Jubiläen wecken oftmals den Eindruck der althergebrachten Selbstverständlichkeit. In vielen Fällen werden sie genau auf diese Wirkung hin demonstrativ und symbolträchtig inszeniert. Bei der 10. Thüringer Arbeitszeitkonferenz am 21. und 22. März 2024 ging es jedoch weniger pompös zu, als vielmehr fokussiert und betriebsam. Von einer Zufriedenheit mit Erreichtem und einem verdienten Ausruhen war im 30. Jahr des Bestehens des deutschen Arbeitszeitgesetzes – ein weiteres Jubiläum – nichts zu spüren. Es gibt viel zu tun.

Streikrecht einschränken, Feiertage streichen – Ist das „Aufwertung“ der Arbeit?

Frank Fehlberg, Studienleiter für Arbeit und Wirtschaft an der Evangelischen Akademie Thüringen und Referent für den Kirchlichen Dienst in der Arbeitswelt, machte zur Eröffnung mit einem Zitat aus der Geschichte der Arbeitszeitpolitik noch einmal darauf aufmerksam, dass Auseinandersetzungen um die Arbeitszeit nicht nur individuelle Grundbedürfnisse berühren, sondern Kernfragen des gesellschaftlichen Zusammenhalts sind.

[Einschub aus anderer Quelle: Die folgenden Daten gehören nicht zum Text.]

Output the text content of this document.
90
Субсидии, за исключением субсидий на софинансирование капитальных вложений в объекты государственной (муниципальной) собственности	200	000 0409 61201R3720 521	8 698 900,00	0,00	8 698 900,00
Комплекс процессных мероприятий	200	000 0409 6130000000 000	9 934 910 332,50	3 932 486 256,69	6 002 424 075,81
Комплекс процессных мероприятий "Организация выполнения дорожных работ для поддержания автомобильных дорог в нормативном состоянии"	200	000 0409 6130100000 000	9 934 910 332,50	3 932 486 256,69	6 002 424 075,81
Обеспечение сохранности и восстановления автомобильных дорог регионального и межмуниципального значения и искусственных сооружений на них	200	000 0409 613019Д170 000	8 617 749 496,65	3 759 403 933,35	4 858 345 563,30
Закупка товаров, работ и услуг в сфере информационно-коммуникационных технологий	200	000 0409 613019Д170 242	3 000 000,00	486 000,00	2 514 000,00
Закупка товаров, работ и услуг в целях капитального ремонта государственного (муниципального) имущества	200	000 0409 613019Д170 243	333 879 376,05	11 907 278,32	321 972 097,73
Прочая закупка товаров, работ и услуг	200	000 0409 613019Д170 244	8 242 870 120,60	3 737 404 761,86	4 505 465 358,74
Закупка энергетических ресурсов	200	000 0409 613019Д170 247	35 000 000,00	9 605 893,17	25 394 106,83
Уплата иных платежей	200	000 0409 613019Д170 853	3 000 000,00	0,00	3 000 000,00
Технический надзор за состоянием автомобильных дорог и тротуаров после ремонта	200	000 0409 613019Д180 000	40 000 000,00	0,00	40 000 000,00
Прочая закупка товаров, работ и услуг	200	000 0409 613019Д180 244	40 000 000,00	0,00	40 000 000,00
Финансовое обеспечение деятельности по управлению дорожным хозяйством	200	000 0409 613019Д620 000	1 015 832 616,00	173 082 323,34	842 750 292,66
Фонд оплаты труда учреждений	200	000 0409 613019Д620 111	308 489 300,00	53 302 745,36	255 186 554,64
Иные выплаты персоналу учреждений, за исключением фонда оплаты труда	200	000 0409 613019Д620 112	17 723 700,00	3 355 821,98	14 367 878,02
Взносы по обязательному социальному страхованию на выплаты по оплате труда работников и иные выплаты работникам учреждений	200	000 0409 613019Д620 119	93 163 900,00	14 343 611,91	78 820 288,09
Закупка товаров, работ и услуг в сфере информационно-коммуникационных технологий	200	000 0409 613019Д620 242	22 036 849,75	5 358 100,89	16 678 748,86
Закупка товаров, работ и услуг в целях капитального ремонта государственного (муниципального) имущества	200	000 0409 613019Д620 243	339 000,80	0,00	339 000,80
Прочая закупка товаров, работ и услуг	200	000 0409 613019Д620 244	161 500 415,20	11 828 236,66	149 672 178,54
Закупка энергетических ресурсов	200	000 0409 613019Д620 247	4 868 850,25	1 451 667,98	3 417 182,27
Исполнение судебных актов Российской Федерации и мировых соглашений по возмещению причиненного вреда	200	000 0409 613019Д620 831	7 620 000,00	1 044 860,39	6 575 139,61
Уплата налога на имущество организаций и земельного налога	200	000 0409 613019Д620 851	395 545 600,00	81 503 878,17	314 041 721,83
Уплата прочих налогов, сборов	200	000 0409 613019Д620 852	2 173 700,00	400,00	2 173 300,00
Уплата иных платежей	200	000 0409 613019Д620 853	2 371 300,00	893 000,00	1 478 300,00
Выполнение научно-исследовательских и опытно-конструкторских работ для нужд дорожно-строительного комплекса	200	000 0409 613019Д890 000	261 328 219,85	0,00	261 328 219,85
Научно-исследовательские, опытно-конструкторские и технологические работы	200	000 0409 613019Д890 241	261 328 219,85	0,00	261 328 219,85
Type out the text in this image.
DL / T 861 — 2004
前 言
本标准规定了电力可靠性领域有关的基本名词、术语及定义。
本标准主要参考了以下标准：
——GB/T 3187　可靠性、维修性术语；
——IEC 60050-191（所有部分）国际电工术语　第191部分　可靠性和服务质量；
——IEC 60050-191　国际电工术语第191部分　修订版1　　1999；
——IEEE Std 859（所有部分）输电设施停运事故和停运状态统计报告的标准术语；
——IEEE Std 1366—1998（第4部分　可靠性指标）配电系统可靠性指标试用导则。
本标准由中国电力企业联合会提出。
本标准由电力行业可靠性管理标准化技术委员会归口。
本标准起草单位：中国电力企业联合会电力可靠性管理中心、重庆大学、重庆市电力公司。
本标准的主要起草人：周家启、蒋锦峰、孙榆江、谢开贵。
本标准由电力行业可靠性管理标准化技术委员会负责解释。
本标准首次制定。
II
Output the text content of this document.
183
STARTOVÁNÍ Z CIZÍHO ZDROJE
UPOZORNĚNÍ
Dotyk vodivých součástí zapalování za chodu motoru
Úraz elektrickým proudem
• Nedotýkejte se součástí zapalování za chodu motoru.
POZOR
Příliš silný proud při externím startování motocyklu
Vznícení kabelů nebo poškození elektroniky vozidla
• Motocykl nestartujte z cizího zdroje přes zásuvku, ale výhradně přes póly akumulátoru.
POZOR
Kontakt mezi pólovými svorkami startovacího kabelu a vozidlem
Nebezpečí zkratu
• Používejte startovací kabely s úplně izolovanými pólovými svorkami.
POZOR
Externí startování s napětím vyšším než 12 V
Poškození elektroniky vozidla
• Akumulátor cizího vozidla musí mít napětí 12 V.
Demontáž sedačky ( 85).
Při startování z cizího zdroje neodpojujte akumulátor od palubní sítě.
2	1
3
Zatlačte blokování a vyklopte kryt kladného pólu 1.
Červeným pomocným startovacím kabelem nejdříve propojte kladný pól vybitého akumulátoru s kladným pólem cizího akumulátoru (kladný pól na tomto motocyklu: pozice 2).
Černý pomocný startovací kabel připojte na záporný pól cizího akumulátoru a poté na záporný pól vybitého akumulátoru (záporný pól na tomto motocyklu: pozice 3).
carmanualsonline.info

  • „Der Kampf um die 35-Stunden-Woche ist daher weit mehr als ein nur ökonomischer Kampf. Er ist ein Kampf um die Veränderung gesellschaftlicher Machtverhältnisse.“
    Franz Steinkühler 1983, IG Metall-Vorsitzender 1986-1993, „Vater der 35-Stunden-Woche“

Wer etwa den Arbeitskampf um die 35-Stunden-Woche im Konflikt zwischen der Deutschen Bahn (DB) und der Gewerkschaft Deutscher Lokomotivführer (GDL) als „übertrieben“ einschätze, solle sich die Entwicklung der DB seit ihrer Wandlung vom Staatsbetrieb mit Gemeinwohlverantwortung zum privatwirtschaftlichen Konzernbetrieb mit Gewinnorientierung anschauen. Die Nachteile, die diese sozial und wirtschaftlich zentrale Infrastruktur und ihr Betriebspersonal dadurch erlitten hätten, seien „Legende“. Die langmütige Selbstironie von DB-Mitarbeitenden sei „betriebliche Übung“ geworden.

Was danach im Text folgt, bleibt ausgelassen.